Reading this made me mildly thankful for the bubble-headed dachshund who lives at our house because I know she would drag the polyester lamb's wool out of the Orthopedic Pet Bed and eat it and then sleep on the bare, bumpy top of her carrying case. And $49 (for the medium size) would go down the tubes, which would serve us right.

Then there is the portable barbecue that "gives a delicious smoky flavor to barbecued foods--without messy charcoal." Seems that although this unit looks like a charcoal barbecue, there are really adjustable electric heating elements underneath the fake lava stones that virtually guarantee against burning the meat. So what we have here is a risk-free barbecue.

No more getting charcoal on your hands or shirt, enjoying the flavor of starter fluid in your meat, singeing the hair on your arms when you try to beef up the blaze by shooting on a little extra fluid, putting out fires as the grease drips on the charcoal, or the decision of whether to let the coals burn out or save them for another day. And no longer the delicious contest to deliver meat that is the right shade of pink in the center without being burned to a crisp on the outside. Automated dullsville, just to get a piece of meat that is technologically correct.

We also have the Call Waiting system, which Pacific Bell pitched to me in a letter the other day. The letter starts out: "Imagine someone is trying to reach you but your phone is busy. You won't know they called--and they might not call back."

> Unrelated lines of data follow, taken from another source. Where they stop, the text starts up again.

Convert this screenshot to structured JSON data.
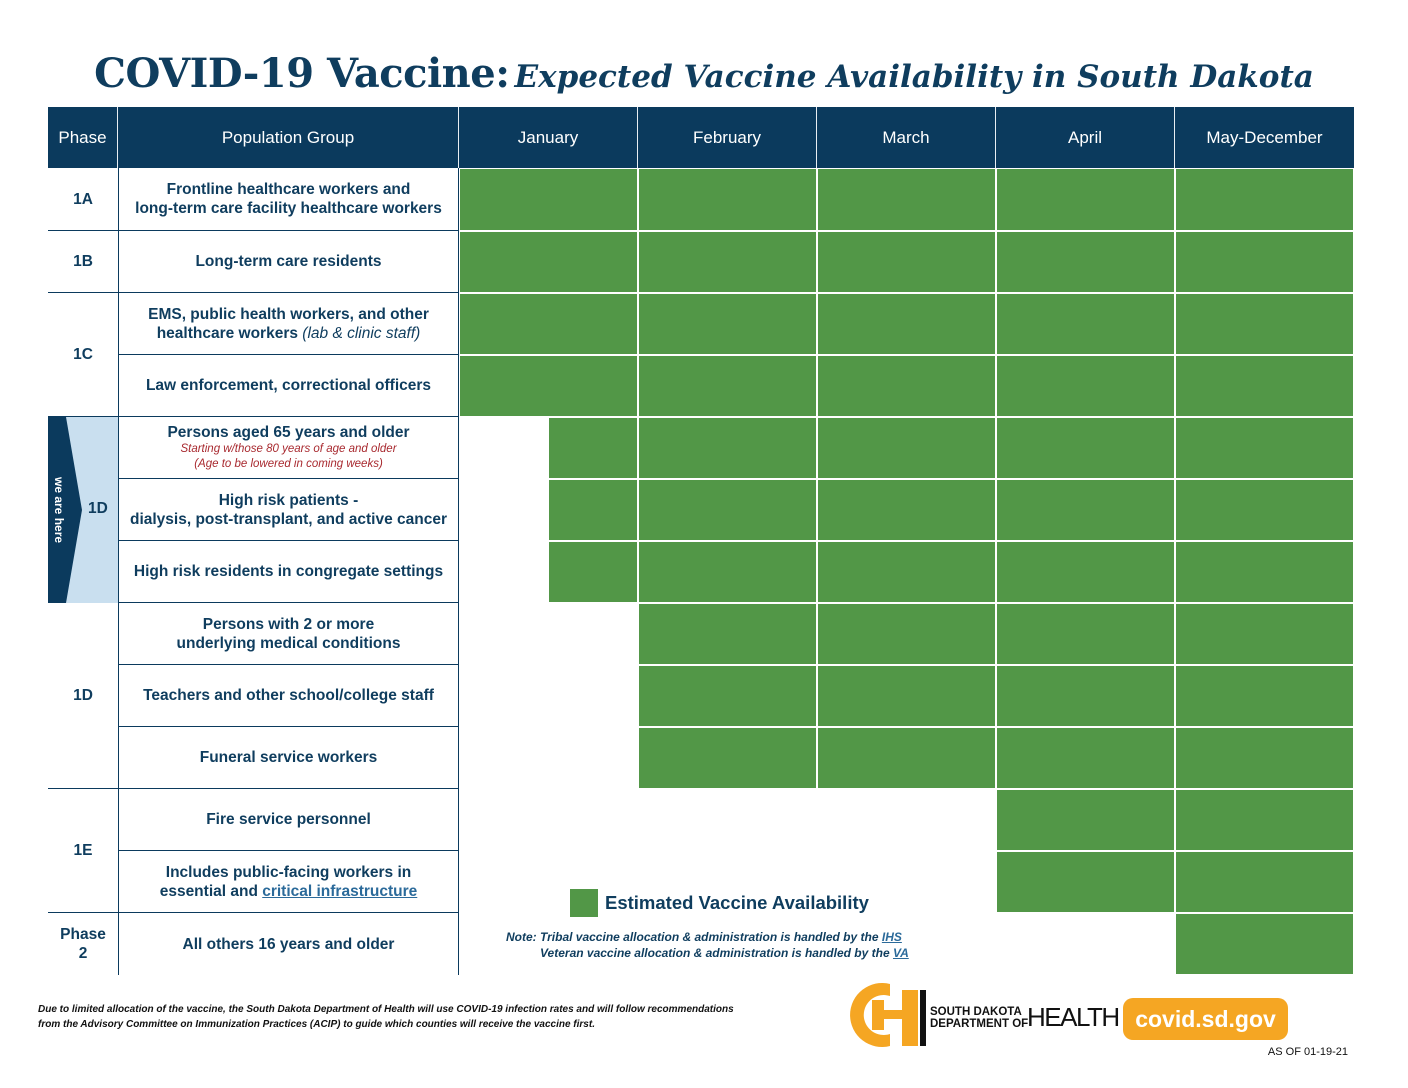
{
  "title": {
    "main": "COVID-19 Vaccine:",
    "sub": "Expected Vaccine Availability in South Dakota"
  },
  "headers": {
    "phase": "Phase",
    "group": "Population Group",
    "months": [
      "January",
      "February",
      "March",
      "April",
      "May-December"
    ]
  },
  "phases": {
    "p1a": "1A",
    "p1b": "1B",
    "p1c": "1C",
    "p1d_here": "1D",
    "p1d": "1D",
    "p1e": "1E",
    "p2_line1": "Phase",
    "p2_line2": "2"
  },
  "we_are_here": "we are here",
  "rows": {
    "r1": {
      "l1": "Frontline healthcare workers and",
      "l2": "long-term care facility healthcare workers"
    },
    "r2": {
      "l1": "Long-term care residents"
    },
    "r3": {
      "l1": "EMS, public health workers, and other",
      "l2a": "healthcare workers ",
      "l2b": "(lab & clinic staff)"
    },
    "r4": {
      "l1": "Law enforcement, correctional officers"
    },
    "r5": {
      "l1": "Persons aged 65 years and older",
      "n1": "Starting w/those 80 years of age and older",
      "n2": "(Age to be lowered in coming weeks)"
    },
    "r6": {
      "l1": "High risk patients -",
      "l2": "dialysis, post-transplant, and active cancer"
    },
    "r7": {
      "l1": "High risk residents in congregate settings"
    },
    "r8": {
      "l1": "Persons with 2 or more",
      "l2": "underlying medical conditions"
    },
    "r9": {
      "l1": "Teachers and other school/college staff"
    },
    "r10": {
      "l1": "Funeral service workers"
    },
    "r11": {
      "l1": "Fire service personnel"
    },
    "r12": {
      "l1": "Includes public-facing workers in",
      "l2a": "essential and ",
      "l2b": "critical infrastructure"
    },
    "r13": {
      "l1": "All others 16 years and older"
    }
  },
  "legend": "Estimated Vaccine Availability",
  "notes": {
    "n1a": "Note: Tribal vaccine allocation & administration is handled by the ",
    "n1b": "IHS",
    "n2a": "Veteran vaccine allocation & administration is handled by the ",
    "n2b": "VA"
  },
  "footnote": {
    "l1": "Due to limited allocation of the vaccine, the South Dakota Department of Health will use COVID-19 infection rates and will follow recommendations",
    "l2": "from the Advisory Committee on Immunization Practices (ACIP) to guide which counties will receive the vaccine first."
  },
  "logo": {
    "line1": "SOUTH DAKOTA",
    "line2": "DEPARTMENT OF",
    "health": "HEALTH"
  },
  "website": "covid.sd.gov",
  "as_of": "AS OF 01-19-21",
  "colors": {
    "navy": "#0b3a5d",
    "green": "#529747",
    "orange": "#f5a623",
    "highlight": "#c9dfef"
  }
}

They've caught my attention. Sounds like a great plan so far to me. But not to Pac Bell. They point out that the disenchanted caller may be "your daughter phoning from school or your parents from out of state or a friend with good news." On the questionable premise that you would never want to miss such calls, Pac Bell sinks the hook to pitch a service you can add to your phone that will go "beep" when there is a call waiting. If you're bored with the conversation you're in, you can put that caller on hold and check out the "beep." Or, says Pac Bell, "you can go back and forth between callers as often as you wish."

You can program this chaos into your life for only $3.50 a month.

I know that a lot of people who get off on technology--the same ones who accused me of resisting the electric typewriter, which isn't true--are going to agree with me that I have probably lived too long--and that's OK. I have no objection to their cooking risk-free meat, bedding their dogs down in lamb's wool or alienating phone callers who are put on hold. But I do fervently hope that their kids don't have an electric pencil sharpener rat-holed in their desks at school. If that ever happens, there's no turning back.